Is there something about the mac file system, partition resizing, or anything else that makes it not an option here?
 
ddrescue does a sector-by-sector clone and does not modify the partition size. So, if you clone a 250GB hard drive to a 1TB hard drive with ddrescue, you will have a 1TB drive with 250GB used with partitions and 750GB of unallocated space.
 
Don't know the version yet. Probably won't see the machine until tonight or tomorrow. Regarding backups, I always assume the customer does NOT have a current backup (and I'm rarely wrong).

I like the idea of using Time Machine. Didn't know it could be used that way. Sounds simple, and low enough risk, to give it a try.

Carbon Copy Cloner looks great, but for all I know this is going to be a one-off and I'd rather not have to pay $100 for the pro license.

I'll also look at using the disk utility as lcoughey suggests.
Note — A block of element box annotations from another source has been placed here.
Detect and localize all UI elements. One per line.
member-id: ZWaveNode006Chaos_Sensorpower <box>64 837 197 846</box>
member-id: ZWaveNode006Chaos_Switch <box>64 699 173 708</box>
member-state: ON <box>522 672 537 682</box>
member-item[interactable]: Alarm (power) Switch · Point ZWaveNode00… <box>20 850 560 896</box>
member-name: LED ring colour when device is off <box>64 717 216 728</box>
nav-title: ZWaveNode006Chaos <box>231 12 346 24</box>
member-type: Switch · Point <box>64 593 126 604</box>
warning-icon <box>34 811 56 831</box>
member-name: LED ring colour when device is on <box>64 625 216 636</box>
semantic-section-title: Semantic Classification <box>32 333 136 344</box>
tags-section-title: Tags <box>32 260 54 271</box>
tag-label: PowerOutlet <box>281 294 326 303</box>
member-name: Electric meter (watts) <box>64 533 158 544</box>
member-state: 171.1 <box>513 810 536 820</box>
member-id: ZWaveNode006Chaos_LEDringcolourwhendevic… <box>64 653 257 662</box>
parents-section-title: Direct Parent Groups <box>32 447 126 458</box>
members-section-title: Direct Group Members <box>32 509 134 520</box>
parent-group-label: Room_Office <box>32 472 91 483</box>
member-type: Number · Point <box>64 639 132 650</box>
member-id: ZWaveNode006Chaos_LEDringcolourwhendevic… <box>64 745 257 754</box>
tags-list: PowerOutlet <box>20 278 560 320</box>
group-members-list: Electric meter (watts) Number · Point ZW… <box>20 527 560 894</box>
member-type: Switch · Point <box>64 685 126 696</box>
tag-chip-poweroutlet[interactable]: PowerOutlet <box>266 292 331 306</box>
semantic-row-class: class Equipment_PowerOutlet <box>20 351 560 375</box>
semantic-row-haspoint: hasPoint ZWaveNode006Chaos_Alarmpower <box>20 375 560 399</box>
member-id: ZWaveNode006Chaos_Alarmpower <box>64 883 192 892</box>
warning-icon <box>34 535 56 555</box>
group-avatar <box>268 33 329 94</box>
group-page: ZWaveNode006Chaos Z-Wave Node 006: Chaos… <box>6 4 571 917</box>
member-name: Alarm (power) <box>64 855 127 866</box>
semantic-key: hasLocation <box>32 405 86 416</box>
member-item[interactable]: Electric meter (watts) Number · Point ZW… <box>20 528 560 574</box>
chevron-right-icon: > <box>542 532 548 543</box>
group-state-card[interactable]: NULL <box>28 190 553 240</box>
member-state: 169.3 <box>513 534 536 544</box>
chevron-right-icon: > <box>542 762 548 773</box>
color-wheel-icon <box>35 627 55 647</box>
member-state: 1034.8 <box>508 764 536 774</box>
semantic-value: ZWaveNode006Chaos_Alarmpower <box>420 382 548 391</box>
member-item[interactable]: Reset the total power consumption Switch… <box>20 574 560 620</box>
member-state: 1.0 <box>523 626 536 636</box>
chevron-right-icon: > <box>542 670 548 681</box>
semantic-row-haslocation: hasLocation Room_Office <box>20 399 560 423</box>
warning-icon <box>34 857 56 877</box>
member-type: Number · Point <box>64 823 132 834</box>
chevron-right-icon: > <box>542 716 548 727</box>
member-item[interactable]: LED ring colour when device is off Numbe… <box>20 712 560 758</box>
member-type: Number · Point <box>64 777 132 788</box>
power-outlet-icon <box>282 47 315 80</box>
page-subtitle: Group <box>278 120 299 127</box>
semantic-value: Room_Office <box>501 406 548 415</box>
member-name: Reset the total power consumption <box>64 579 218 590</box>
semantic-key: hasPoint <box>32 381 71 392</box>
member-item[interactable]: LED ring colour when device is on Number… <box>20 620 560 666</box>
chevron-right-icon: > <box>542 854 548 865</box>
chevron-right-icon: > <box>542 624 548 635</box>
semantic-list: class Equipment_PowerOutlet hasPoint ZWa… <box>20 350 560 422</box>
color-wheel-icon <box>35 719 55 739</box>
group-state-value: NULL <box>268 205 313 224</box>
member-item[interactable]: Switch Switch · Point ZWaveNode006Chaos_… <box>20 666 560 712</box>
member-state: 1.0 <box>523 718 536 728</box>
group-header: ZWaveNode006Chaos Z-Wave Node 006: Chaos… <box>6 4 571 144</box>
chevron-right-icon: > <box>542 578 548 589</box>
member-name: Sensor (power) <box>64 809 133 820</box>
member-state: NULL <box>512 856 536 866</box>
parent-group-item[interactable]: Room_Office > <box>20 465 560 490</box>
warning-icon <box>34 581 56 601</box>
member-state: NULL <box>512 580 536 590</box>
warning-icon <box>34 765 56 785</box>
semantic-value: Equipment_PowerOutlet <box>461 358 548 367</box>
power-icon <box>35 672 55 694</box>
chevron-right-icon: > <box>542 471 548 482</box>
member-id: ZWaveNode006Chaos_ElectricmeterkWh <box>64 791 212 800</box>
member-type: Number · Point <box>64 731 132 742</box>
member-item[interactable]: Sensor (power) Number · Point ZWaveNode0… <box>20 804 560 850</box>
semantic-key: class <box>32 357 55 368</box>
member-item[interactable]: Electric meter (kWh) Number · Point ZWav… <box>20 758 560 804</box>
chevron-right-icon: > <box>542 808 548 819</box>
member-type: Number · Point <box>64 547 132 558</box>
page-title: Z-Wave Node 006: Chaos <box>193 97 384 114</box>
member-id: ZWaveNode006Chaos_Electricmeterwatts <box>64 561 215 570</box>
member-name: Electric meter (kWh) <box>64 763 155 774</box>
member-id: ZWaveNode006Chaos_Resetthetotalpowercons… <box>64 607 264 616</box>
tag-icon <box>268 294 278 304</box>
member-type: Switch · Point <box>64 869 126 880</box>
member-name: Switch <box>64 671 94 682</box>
Looks like it's time to fire my own mac back up and practice some stuff.

Thanks!

The version does matter. If it's 10.7 or above then things are much easier. The machine will have the recover setup in BIOS so you do not need anything else. If it's 10.6 or less you will need to have the appropriate recovery disk to do the TM thing. You will also need to partition the destination drive as GPT.
 
ddrescue does a sector-by-sector clone and does not modify the partition size. So, if you clone a 250GB hard drive to a 1TB hard drive with ddrescue, you will have a 1TB drive with 250GB used with partitions and 750GB of unallocated space.

Of course, I use it regularly. After cloning to a larger drive I then adjust the partition(s) accordingly to take advantage of the additional space.

Is it not possible or inadvisable to do the same with a Mac drive?
 
Of course, I use it regularly. After cloning to a larger drive I then adjust the partition(s) accordingly to take advantage of the additional space.

Is it not possible or inadvisable to do the same with a Mac drive?

I've never had a problem adjusting the size of an OS X partition.